Bromodomain and extraterminal domain inhibitors (BETi) represent promising therapeutic agents for metastatic melanoma, yet their mechanism of action remains unclear. Here we interrogated the transcriptional effects of BETi and identified AMIGO2, a transmembrane molecule, as a BET target gene essential for melanoma cell survival. AMIGO2 is upregulated in melanoma cells and tissues compared to human melanocytes and nevi, and AMIGO2 silencing in melanoma cells induces G1/S arrest followed by apoptosis. We identified the pseudokinase PTK7 as an AMIGO2 interactor whose function is regulated by AMIGO2. Epigenomic profiling and genome editing revealed that AMIGO2 is regulated by a melanoma-specific BRD2/4-bound promoter and super-enhancer configuration. Upon BETi treatment, BETs are evicted from these regulatory elements, resulting in AMIGO2 silencing and changes in PTK7 proteolytic processing. Collectively, this study uncovers mechanisms underlying the therapeutic effects of BETi in melanoma and reveals the AMIGO2-PTK7 axis as a targetable pathway for metastatic melanoma.

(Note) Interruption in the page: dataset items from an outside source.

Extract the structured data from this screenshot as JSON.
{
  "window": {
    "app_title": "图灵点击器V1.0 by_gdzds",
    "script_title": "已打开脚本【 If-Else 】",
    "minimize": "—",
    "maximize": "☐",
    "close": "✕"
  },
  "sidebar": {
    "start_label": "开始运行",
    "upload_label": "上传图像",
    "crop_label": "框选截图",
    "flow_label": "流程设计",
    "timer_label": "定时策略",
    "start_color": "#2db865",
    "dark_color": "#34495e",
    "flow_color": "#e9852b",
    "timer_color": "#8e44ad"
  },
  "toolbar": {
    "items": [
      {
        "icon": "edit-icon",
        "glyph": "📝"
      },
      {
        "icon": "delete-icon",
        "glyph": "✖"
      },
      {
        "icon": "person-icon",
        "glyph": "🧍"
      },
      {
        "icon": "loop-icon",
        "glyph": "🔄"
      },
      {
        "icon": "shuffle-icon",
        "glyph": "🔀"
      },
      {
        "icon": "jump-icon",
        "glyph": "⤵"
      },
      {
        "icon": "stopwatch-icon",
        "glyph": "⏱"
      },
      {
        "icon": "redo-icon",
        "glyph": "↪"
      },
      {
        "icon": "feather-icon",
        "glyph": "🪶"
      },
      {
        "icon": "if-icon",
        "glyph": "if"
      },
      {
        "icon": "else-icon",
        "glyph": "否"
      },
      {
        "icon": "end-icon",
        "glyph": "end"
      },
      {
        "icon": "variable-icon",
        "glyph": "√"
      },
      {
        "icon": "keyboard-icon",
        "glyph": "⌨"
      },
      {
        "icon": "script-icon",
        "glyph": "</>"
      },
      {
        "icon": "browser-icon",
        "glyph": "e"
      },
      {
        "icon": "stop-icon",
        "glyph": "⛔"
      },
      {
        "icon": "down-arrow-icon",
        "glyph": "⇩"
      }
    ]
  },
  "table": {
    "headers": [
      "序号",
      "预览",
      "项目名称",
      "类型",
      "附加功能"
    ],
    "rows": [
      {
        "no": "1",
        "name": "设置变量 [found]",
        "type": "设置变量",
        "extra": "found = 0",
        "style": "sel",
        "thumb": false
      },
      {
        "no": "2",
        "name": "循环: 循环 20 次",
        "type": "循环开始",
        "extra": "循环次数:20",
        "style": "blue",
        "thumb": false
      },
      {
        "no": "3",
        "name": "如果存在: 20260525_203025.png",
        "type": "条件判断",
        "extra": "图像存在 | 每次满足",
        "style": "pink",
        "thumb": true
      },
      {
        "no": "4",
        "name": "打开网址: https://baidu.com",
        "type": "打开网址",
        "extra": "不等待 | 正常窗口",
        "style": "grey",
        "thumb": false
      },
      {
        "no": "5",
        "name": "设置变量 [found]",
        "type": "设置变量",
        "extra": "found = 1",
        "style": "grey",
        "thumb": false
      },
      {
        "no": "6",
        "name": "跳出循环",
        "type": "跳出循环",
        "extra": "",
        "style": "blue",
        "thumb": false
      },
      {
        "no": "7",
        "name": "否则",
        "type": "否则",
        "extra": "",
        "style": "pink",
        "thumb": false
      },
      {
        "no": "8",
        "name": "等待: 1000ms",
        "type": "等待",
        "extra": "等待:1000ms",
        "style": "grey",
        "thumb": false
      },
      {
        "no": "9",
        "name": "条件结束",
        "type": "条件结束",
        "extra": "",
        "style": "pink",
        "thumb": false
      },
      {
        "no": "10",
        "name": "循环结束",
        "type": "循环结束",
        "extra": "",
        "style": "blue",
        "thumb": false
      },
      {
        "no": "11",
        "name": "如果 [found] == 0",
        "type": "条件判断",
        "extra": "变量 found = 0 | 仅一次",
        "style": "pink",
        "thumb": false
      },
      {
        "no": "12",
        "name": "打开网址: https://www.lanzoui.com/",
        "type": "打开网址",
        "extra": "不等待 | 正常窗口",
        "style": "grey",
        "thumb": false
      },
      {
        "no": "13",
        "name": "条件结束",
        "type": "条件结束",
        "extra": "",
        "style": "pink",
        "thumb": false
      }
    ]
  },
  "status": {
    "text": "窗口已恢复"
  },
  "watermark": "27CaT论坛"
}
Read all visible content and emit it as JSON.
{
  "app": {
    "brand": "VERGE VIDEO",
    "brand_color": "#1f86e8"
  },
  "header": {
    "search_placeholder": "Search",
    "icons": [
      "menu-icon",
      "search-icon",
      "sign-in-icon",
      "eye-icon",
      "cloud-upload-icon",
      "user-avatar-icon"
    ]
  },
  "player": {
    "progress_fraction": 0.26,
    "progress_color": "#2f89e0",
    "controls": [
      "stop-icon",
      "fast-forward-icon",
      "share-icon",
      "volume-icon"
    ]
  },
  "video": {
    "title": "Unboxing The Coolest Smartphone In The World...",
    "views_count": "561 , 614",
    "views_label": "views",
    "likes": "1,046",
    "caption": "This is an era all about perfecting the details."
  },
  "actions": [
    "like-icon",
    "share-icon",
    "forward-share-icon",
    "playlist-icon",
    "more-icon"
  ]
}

溴结构域和末端结构域抑制剂（BETi）是治疗转移性黑色素瘤的有前景的药物，但其作用机制仍不清楚。在这里，我们研究了BETi的转录效应，并确定了AMIGO2（一种跨膜分子）作为黑色素瘤细胞存活所必需的BET靶基因。与人类黑色素细胞和痣相比，黑色素瘤细胞和组织中的 AMIGO2 表达上调，并且黑色素瘤细胞中 AMIGO2 沉默会诱导 G1/S 停滞，随后导致细胞凋亡。我们确定假激酶 PTK7 是 AMIGO2 相互作用因子，其功能受 AMIGO2 调节。表观基因组分析和基因组编辑表明AMIGO2受到黑色素瘤特异性 BRD2/4 结合启动子和超级增强子配置的调节。经过 BETi 处理，BET 被从这些调控元件中驱逐，导致 AMIGO2 沉默和 PTK7 蛋白水解过程的变化。总的来说，这项研究揭示了 BETi 对黑色素瘤治疗作用的潜在机制，并揭示了 AMIGO2-PTK7 轴作为转移性黑色素瘤的靶向途径。